At just 10 years old Valerie Mercado can see the writing on the wall for the future employment marketplace: “If I am bilingual and biliterate I have a better chance at a good job than someone who isn’t. If you look at the job ads in the newspaper a lot of them say bilingual needed,” she said.
Mercado is one of nearly 250 students learning English and Spanish in the Delhi Unified School District’s Dual Language Immersion Academy — housed at Harmony School.
The DLA was created in 2004 at the urging for Delhi parents. That cohort of students is largely intact and currently in seventh grade. Since that first year the DLA program has remained an “80/20” model. Basically students begin the DLA in kindergarten and teachers speak 80 percent Spanish and 20 percent English. By the time DLA students reach the 8th grade the percent is flipped and they are taught in 20 percent Spanish and 80 percent English.

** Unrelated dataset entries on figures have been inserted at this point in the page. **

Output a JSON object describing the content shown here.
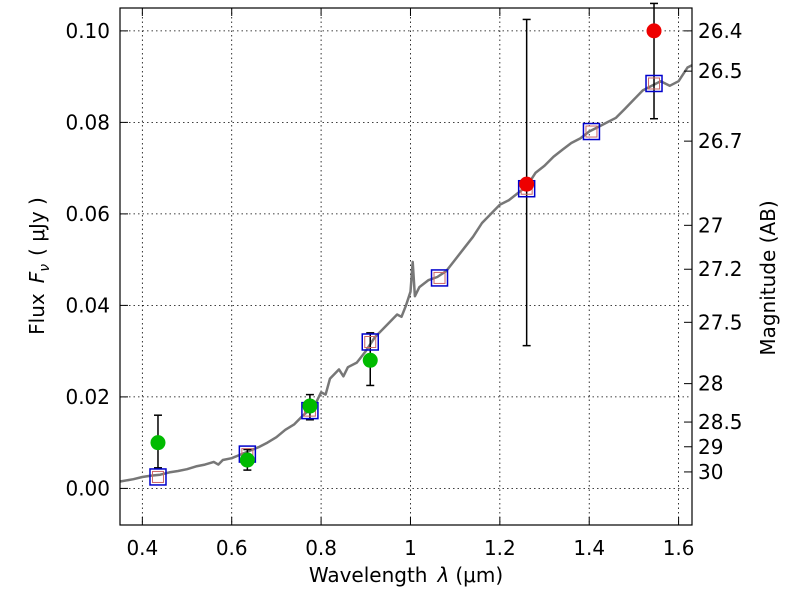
{
  "chart_data": {
    "type": "scatter",
    "xlabel_prefix": "Wavelength",
    "xlabel_symbol": "λ",
    "xlabel_unit": "(μm)",
    "ylabel_prefix": "Flux",
    "ylabel_symbol": "F",
    "ylabel_subscript": "ν",
    "ylabel_unit": "( μJy )",
    "y2label": "Magnitude (AB)",
    "xlim": [
      0.35,
      1.63
    ],
    "ylim": [
      -0.008,
      0.105
    ],
    "grid": true,
    "x_ticks": [
      {
        "value": 0.4,
        "label": "0.4"
      },
      {
        "value": 0.6,
        "label": "0.6"
      },
      {
        "value": 0.8,
        "label": "0.8"
      },
      {
        "value": 1.0,
        "label": "1"
      },
      {
        "value": 1.2,
        "label": "1.2"
      },
      {
        "value": 1.4,
        "label": "1.4"
      },
      {
        "value": 1.6,
        "label": "1.6"
      }
    ],
    "y_ticks": [
      {
        "value": 0.0,
        "label": "0.00"
      },
      {
        "value": 0.02,
        "label": "0.02"
      },
      {
        "value": 0.04,
        "label": "0.04"
      },
      {
        "value": 0.06,
        "label": "0.06"
      },
      {
        "value": 0.08,
        "label": "0.08"
      },
      {
        "value": 0.1,
        "label": "0.10"
      }
    ],
    "y2_ticks": [
      {
        "flux": 0.1,
        "label": "26.4"
      },
      {
        "flux": 0.0912,
        "label": "26.5"
      },
      {
        "flux": 0.0759,
        "label": "26.7"
      },
      {
        "flux": 0.0575,
        "label": "27"
      },
      {
        "flux": 0.0479,
        "label": "27.2"
      },
      {
        "flux": 0.0363,
        "label": "27.5"
      },
      {
        "flux": 0.0229,
        "label": "28"
      },
      {
        "flux": 0.0145,
        "label": "28.5"
      },
      {
        "flux": 0.0091,
        "label": "29"
      },
      {
        "flux": 0.0036,
        "label": "30"
      }
    ],
    "colors": {
      "template": "#777777",
      "green": "#00bb00",
      "red": "#ee0000",
      "square": "#0000cc",
      "square_inner": "#cc6666",
      "errorbar": "#000000"
    },
    "template_spectrum": [
      [
        0.35,
        0.0015
      ],
      [
        0.38,
        0.002
      ],
      [
        0.4,
        0.0025
      ],
      [
        0.42,
        0.0028
      ],
      [
        0.44,
        0.003
      ],
      [
        0.46,
        0.0035
      ],
      [
        0.48,
        0.0038
      ],
      [
        0.5,
        0.0042
      ],
      [
        0.52,
        0.0048
      ],
      [
        0.54,
        0.0052
      ],
      [
        0.56,
        0.0058
      ],
      [
        0.57,
        0.0052
      ],
      [
        0.58,
        0.0062
      ],
      [
        0.6,
        0.0066
      ],
      [
        0.62,
        0.0074
      ],
      [
        0.64,
        0.0082
      ],
      [
        0.66,
        0.009
      ],
      [
        0.68,
        0.01
      ],
      [
        0.7,
        0.0112
      ],
      [
        0.72,
        0.0128
      ],
      [
        0.74,
        0.014
      ],
      [
        0.76,
        0.016
      ],
      [
        0.78,
        0.0176
      ],
      [
        0.79,
        0.019
      ],
      [
        0.8,
        0.021
      ],
      [
        0.81,
        0.0205
      ],
      [
        0.82,
        0.024
      ],
      [
        0.84,
        0.026
      ],
      [
        0.85,
        0.0245
      ],
      [
        0.86,
        0.0265
      ],
      [
        0.88,
        0.0275
      ],
      [
        0.9,
        0.03
      ],
      [
        0.92,
        0.033
      ],
      [
        0.94,
        0.035
      ],
      [
        0.96,
        0.037
      ],
      [
        0.97,
        0.038
      ],
      [
        0.98,
        0.0375
      ],
      [
        0.99,
        0.04
      ],
      [
        1.0,
        0.043
      ],
      [
        1.005,
        0.0495
      ],
      [
        1.01,
        0.042
      ],
      [
        1.02,
        0.044
      ],
      [
        1.04,
        0.0455
      ],
      [
        1.06,
        0.0462
      ],
      [
        1.08,
        0.0475
      ],
      [
        1.1,
        0.05
      ],
      [
        1.12,
        0.0525
      ],
      [
        1.14,
        0.055
      ],
      [
        1.16,
        0.058
      ],
      [
        1.18,
        0.06
      ],
      [
        1.2,
        0.062
      ],
      [
        1.22,
        0.063
      ],
      [
        1.24,
        0.0645
      ],
      [
        1.26,
        0.066
      ],
      [
        1.28,
        0.069
      ],
      [
        1.3,
        0.0705
      ],
      [
        1.32,
        0.0725
      ],
      [
        1.34,
        0.074
      ],
      [
        1.36,
        0.0755
      ],
      [
        1.38,
        0.0765
      ],
      [
        1.4,
        0.078
      ],
      [
        1.42,
        0.079
      ],
      [
        1.44,
        0.08
      ],
      [
        1.46,
        0.081
      ],
      [
        1.48,
        0.083
      ],
      [
        1.5,
        0.085
      ],
      [
        1.52,
        0.087
      ],
      [
        1.54,
        0.088
      ],
      [
        1.56,
        0.089
      ],
      [
        1.58,
        0.088
      ],
      [
        1.6,
        0.089
      ],
      [
        1.62,
        0.092
      ],
      [
        1.63,
        0.0925
      ]
    ],
    "model_points": [
      {
        "x": 0.435,
        "y": 0.0025
      },
      {
        "x": 0.635,
        "y": 0.0075
      },
      {
        "x": 0.775,
        "y": 0.017
      },
      {
        "x": 0.91,
        "y": 0.032
      },
      {
        "x": 1.065,
        "y": 0.046
      },
      {
        "x": 1.26,
        "y": 0.0655
      },
      {
        "x": 1.405,
        "y": 0.078
      },
      {
        "x": 1.545,
        "y": 0.0885
      }
    ],
    "observed_points": [
      {
        "x": 0.435,
        "y": 0.01,
        "err_low": 0.0045,
        "err_high": 0.016,
        "color": "green"
      },
      {
        "x": 0.635,
        "y": 0.0062,
        "err_low": 0.004,
        "err_high": 0.0085,
        "color": "green"
      },
      {
        "x": 0.775,
        "y": 0.018,
        "err_low": 0.015,
        "err_high": 0.0205,
        "color": "green"
      },
      {
        "x": 0.91,
        "y": 0.028,
        "err_low": 0.0225,
        "err_high": 0.034,
        "color": "green"
      },
      {
        "x": 1.26,
        "y": 0.0665,
        "err_low": 0.0312,
        "err_high": 0.1025,
        "color": "red"
      },
      {
        "x": 1.545,
        "y": 0.1,
        "err_low": 0.0808,
        "err_high": 0.106,
        "color": "red"
      }
    ]
  }
}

“In an ideal situation we would want to start at 50/50 but with our high percentage of Latino students who come from Spanish-only speaking homes we decided to start with the 80/20. We are looking at the language. A child’s brain is able absorb and learn two languages in those early years of education,” said Harmony Principal Richard Perez.

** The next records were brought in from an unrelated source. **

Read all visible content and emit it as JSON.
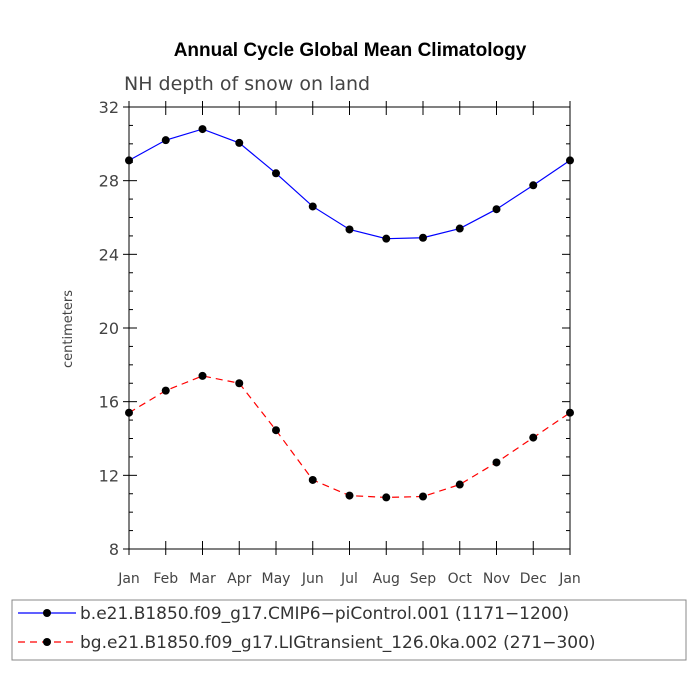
{
  "chart_data": {
    "type": "line",
    "title": "Annual Cycle Global Mean Climatology",
    "subtitle": "NH depth of snow on land",
    "xlabel": "",
    "ylabel": "centimeters",
    "ylim": [
      8,
      32
    ],
    "yticks": [
      8,
      12,
      16,
      20,
      24,
      28,
      32
    ],
    "categories": [
      "Jan",
      "Feb",
      "Mar",
      "Apr",
      "May",
      "Jun",
      "Jul",
      "Aug",
      "Sep",
      "Oct",
      "Nov",
      "Dec",
      "Jan"
    ],
    "grid": false,
    "legend_position": "bottom",
    "series": [
      {
        "name": "b.e21.B1850.f09_g17.CMIP6−piControl.001 (1171−1200)",
        "color": "#0000ff",
        "dash": "solid",
        "values": [
          29.1,
          30.2,
          30.8,
          30.05,
          28.4,
          26.6,
          25.35,
          24.85,
          24.9,
          25.4,
          26.45,
          27.75,
          29.1
        ]
      },
      {
        "name": "bg.e21.B1850.f09_g17.LIGtransient_126.0ka.002 (271−300)",
        "color": "#ff0000",
        "dash": "dashed",
        "values": [
          15.4,
          16.6,
          17.4,
          17.0,
          14.45,
          11.75,
          10.9,
          10.8,
          10.85,
          11.5,
          12.7,
          14.05,
          15.4
        ]
      }
    ]
  }
}
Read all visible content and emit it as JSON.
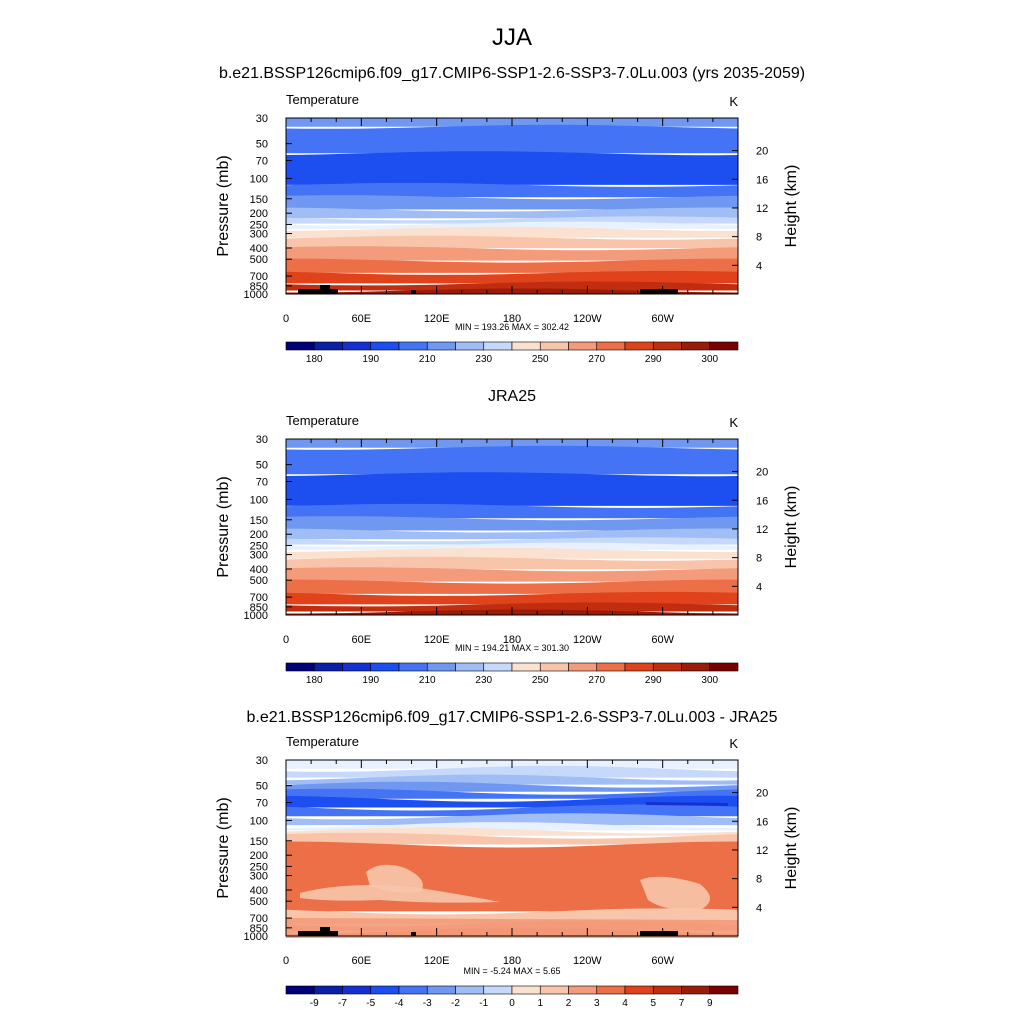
{
  "figure": {
    "title": "JJA",
    "colors": {
      "temp_palette": [
        "#00007a",
        "#0a1fa8",
        "#1430d2",
        "#1c4ef0",
        "#4474f5",
        "#7098f0",
        "#a0bdf5",
        "#c6d9fb",
        "#e8f1ff",
        "#fbe1d0",
        "#f8c5ab",
        "#f39b7a",
        "#ec6f47",
        "#e0431c",
        "#c02e0f",
        "#9a1c08",
        "#7a0000"
      ],
      "terrain": "#000000"
    }
  },
  "chart_data": [
    {
      "type": "heatmap",
      "title": "b.e21.BSSP126cmip6.f09_g17.CMIP6-SSP1-2.6-SSP3-7.0Lu.003 (yrs 2035-2059)",
      "left_label": "Temperature",
      "right_label": "K",
      "ylabel": "Pressure (mb)",
      "y2label": "Height (km)",
      "x_ticks": [
        "0",
        "60E",
        "120E",
        "180",
        "120W",
        "60W"
      ],
      "y_ticks": [
        "30",
        "50",
        "70",
        "100",
        "150",
        "200",
        "250",
        "300",
        "400",
        "500",
        "700",
        "850",
        "1000"
      ],
      "y2_ticks": [
        "20",
        "16",
        "12",
        "8",
        "4"
      ],
      "stats": "MIN = 193.26  MAX = 302.42",
      "colorbar_labels": [
        "180",
        "190",
        "210",
        "230",
        "250",
        "270",
        "290",
        "300"
      ]
    },
    {
      "type": "heatmap",
      "title": "JRA25",
      "left_label": "Temperature",
      "right_label": "K",
      "ylabel": "Pressure (mb)",
      "y2label": "Height (km)",
      "x_ticks": [
        "0",
        "60E",
        "120E",
        "180",
        "120W",
        "60W"
      ],
      "y_ticks": [
        "30",
        "50",
        "70",
        "100",
        "150",
        "200",
        "250",
        "300",
        "400",
        "500",
        "700",
        "850",
        "1000"
      ],
      "y2_ticks": [
        "20",
        "16",
        "12",
        "8",
        "4"
      ],
      "stats": "MIN = 194.21  MAX = 301.30",
      "colorbar_labels": [
        "180",
        "190",
        "210",
        "230",
        "250",
        "270",
        "290",
        "300"
      ]
    },
    {
      "type": "heatmap",
      "title": "b.e21.BSSP126cmip6.f09_g17.CMIP6-SSP1-2.6-SSP3-7.0Lu.003 - JRA25",
      "left_label": "Temperature",
      "right_label": "K",
      "ylabel": "Pressure (mb)",
      "y2label": "Height (km)",
      "x_ticks": [
        "0",
        "60E",
        "120E",
        "180",
        "120W",
        "60W"
      ],
      "y_ticks": [
        "30",
        "50",
        "70",
        "100",
        "150",
        "200",
        "250",
        "300",
        "400",
        "500",
        "700",
        "850",
        "1000"
      ],
      "y2_ticks": [
        "20",
        "16",
        "12",
        "8",
        "4"
      ],
      "stats": "MIN =  -5.24  MAX =   5.65",
      "colorbar_labels": [
        "-9",
        "-7",
        "-5",
        "-4",
        "-3",
        "-2",
        "-1",
        "0",
        "1",
        "2",
        "3",
        "4",
        "5",
        "7",
        "9"
      ]
    }
  ]
}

Perez is referring to bilingual cognitive advantage in which the brain is able to learn languages easier in childhood than in adulthood. It is also believed that once a person learns two languages other languages are easily acquired.
DUSD Director of Curriculum and Instruction Sue Gomes said her own son benefitted from exposure to a second language.
“My son went to a daycare provider who spoke nothing but Assyrian and he would come home and speak Assyrian. As he got older he just picked up Spanish and now he is fluent in it. I think learning a second language at a young age opens the door,” said Gomes.
While the effects of bilingual learning can be debated, one aspect of the DLA cannot — it is preparing students for the future (and current) workplace and it is teaching an appreciation of different cultures.
“We have white, Latino, Hmong and Sikh children in our program. Some of our second or third generation Latino parents who never learned their native language from their parents now see the value in bilingual education — not just for employment but for the appreciation of culture,” explained Perez.
Next year when the first cohort of bilingual education students graduate from 8th grade Perez plans to present them with a bilingual certificate of recognition — something that says the students have obtained a certain level of mastery in two languages.
“It will be something to encourage them to continue their bilingual education and work to earn their bilingual seal of proficiency on their high school diploma,” said Perez.
Harmony school and the DLA are part of the Central Valley Dual Language Consortium, made up of about 10 schools that teach bilingual education, including Osborn Two-Way Immersion Academy and Dutcher Middle School in Turlock, as well as Elim Elementary in Hilmar.